You can infer the regime from the problem definition. For example, detection automation problems (e.g. fraud detection) usually handle their data as a stream to allow for rapid response times. But application automation problems (e.g. customer churn, loan applications) can be handled in batch because this matches the underlying task.
Data Storage
The second key decision is the handling and storage of data. It can be hard to move data once it has come to rest, due to the size. So it makes sense to think carefully about storage requirements upfront. This is usually called Data Warehousing and has interesting implications for a Cloud Native architecture (terminology at the bottom).
Many of the benefits of being Cloud Native are focused on the consumer-facing parts of an application. We want it to be resilient because we don’t want our consumers to see our broken code. We want it to be scalable so that we can meet demand. The main way in which Cloud Native techniques achieve this is through immutability. Scalability and resiliency is the result of replicating a small amount of code many times (e.g. containers). But data, by definition, is mutable. It is constantly changing. This means we have to repeatedly move new data.
Therefore the real challenge is how to best move the data from one place to another. And the key decision to be made is when, how and in what form this data is moved.

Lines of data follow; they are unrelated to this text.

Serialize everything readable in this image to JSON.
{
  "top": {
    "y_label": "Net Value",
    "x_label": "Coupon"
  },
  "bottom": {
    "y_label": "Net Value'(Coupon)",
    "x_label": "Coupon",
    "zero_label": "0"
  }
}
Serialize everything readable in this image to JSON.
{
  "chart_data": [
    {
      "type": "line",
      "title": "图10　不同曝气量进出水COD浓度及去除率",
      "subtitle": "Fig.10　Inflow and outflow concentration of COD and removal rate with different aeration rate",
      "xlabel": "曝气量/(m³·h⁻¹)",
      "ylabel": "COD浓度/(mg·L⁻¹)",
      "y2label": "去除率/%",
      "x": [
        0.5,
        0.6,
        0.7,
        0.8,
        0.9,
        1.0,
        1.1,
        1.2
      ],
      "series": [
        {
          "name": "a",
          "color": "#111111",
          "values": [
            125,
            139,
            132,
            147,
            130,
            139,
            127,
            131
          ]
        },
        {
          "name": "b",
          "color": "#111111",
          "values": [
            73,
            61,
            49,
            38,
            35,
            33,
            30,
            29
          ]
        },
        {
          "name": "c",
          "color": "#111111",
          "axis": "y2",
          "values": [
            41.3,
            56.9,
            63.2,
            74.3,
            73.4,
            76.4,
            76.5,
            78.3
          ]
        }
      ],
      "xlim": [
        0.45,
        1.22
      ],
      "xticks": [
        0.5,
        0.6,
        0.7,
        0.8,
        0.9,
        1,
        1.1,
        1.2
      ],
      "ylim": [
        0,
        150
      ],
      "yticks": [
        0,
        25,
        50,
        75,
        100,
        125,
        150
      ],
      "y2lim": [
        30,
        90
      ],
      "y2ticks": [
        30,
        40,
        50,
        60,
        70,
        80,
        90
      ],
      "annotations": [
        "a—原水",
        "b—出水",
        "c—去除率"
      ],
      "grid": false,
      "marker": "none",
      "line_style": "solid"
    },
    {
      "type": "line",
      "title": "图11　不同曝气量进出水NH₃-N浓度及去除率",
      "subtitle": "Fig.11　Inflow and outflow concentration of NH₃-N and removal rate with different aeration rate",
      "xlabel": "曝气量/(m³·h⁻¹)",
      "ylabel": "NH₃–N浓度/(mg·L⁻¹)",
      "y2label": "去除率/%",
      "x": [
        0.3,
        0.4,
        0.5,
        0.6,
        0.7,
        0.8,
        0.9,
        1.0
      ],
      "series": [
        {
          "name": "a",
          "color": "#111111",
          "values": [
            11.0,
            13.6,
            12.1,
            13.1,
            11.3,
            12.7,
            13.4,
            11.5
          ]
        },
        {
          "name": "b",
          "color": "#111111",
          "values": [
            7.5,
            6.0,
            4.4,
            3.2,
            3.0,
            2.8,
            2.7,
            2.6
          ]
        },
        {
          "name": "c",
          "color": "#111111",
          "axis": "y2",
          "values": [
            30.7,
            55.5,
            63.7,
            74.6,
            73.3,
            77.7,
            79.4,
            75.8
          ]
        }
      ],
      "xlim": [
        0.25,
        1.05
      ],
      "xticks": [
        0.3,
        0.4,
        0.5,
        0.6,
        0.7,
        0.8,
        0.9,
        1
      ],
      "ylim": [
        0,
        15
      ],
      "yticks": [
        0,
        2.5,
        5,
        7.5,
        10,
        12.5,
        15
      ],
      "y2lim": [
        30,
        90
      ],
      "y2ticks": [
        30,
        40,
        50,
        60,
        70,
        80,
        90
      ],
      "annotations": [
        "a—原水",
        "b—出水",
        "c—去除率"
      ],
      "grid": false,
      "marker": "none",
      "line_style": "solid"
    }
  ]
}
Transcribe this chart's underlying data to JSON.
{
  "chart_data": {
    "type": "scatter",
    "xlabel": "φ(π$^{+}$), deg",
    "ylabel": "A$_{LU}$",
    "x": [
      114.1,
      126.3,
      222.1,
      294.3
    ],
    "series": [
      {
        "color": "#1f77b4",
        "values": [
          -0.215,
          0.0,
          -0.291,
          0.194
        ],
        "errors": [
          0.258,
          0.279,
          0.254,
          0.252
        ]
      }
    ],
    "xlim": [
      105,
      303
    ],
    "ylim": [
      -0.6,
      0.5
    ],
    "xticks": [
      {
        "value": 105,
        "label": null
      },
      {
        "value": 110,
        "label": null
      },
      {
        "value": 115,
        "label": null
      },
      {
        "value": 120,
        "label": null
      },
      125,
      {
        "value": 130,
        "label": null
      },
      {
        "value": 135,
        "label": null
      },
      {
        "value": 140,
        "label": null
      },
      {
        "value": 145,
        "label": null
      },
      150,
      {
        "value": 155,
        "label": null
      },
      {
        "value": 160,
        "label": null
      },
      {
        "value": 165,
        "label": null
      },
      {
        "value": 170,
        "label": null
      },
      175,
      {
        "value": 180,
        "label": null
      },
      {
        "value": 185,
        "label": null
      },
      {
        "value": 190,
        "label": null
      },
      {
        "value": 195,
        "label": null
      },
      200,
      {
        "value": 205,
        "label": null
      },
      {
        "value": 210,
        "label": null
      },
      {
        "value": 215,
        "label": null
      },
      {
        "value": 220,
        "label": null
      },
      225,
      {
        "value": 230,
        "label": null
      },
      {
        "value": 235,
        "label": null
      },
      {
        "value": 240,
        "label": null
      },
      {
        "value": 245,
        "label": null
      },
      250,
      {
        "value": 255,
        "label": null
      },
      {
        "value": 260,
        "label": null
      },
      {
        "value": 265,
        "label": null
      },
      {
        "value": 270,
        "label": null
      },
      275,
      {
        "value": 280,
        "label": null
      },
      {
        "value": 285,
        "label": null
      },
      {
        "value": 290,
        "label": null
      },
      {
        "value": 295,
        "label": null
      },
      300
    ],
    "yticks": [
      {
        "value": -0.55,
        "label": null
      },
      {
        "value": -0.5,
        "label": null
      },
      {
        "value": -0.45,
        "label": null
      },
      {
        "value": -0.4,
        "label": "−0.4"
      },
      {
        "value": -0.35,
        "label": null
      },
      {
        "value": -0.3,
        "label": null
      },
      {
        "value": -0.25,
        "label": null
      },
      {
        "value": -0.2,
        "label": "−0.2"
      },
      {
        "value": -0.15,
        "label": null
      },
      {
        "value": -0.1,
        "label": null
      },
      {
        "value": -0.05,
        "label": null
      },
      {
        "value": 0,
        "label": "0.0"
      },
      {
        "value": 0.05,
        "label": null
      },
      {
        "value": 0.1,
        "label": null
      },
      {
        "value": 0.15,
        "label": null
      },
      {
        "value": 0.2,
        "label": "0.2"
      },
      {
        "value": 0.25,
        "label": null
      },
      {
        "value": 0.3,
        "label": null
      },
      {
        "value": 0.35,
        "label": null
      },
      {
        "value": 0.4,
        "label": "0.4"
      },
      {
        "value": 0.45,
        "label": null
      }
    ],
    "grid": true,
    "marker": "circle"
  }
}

If your data is highly structured and it needs to be accessed often, databases are your best bet. Note that even unstructured data can often be coerced into a database. The primary benefit of doing so is that we offload the complex task of storing, managing and exposing the data efficiently. If you have highly unstructured data, for example data of many differing types, then it is usually better to use an object or file store. Object stores such as S3 have become very popular for storing binary blobs of any size, at the expense of performance. High-performance blob storage systems often revert to clusters of machines that expose the performance of SSDs.
Monitoring
Creating software is easy. You decide what you want it to do, make it do what you want it to do, then assert that it does it. This is all made possible because the code is deterministic. For any given input you can make sure it generates the expected output. But algorithms used to make decisions about data are often developed as black boxes. We create models based on the data that we see at the time; this is called induction. The problem with inductive reasoning is when we observe data that we haven’t seen before, we don’t precisely know how the black box is going to behave.
There are techniques that we can use to improve the level of determinism, but a good form of validation is to constantly reassure ourselves that the application is working. Like Cloud Native software, we need to instrument our Data Science code in order to monitor their operation. For Data Science applications we can:
- generate statistics about the types of decisions being made and verify that they are “normal”,
- visualise distributions of results or inputs and assert their validity,
- assert that the input data is as expected and isn’t changing over time or has invalid values, and
- instrument feature extraction to ensure performance.
This is the feedback that the Data Scientists and Engineers need to iteratively improve their product. Through monitoring, we can gain trust in models and applications and prove to others that they work. Ironically, implementing monitoring and alerting in your CNDS application is the best way to avoid being woken up at 3 AM.
Terminology
Data Science encapsulates the process of engineering value from data. Other people use different terms like Machine Learning or Artificial Intelligence or Big Data and usually, they all mean the same thing. Given data, make a decision that adds value. Find out more about data science.
Cloud Native Data Science (CNDS) is an emerging trend that combines Data Science with the benefits of being Cloud Native. Find out more about cloud native.
References
1 - Friedman, Ellen, and Kostas Tzoumas. Introduction to Apache Flink: Stream Processing for Real Time and Beyond. " O’Reilly Media, Inc.", 2016.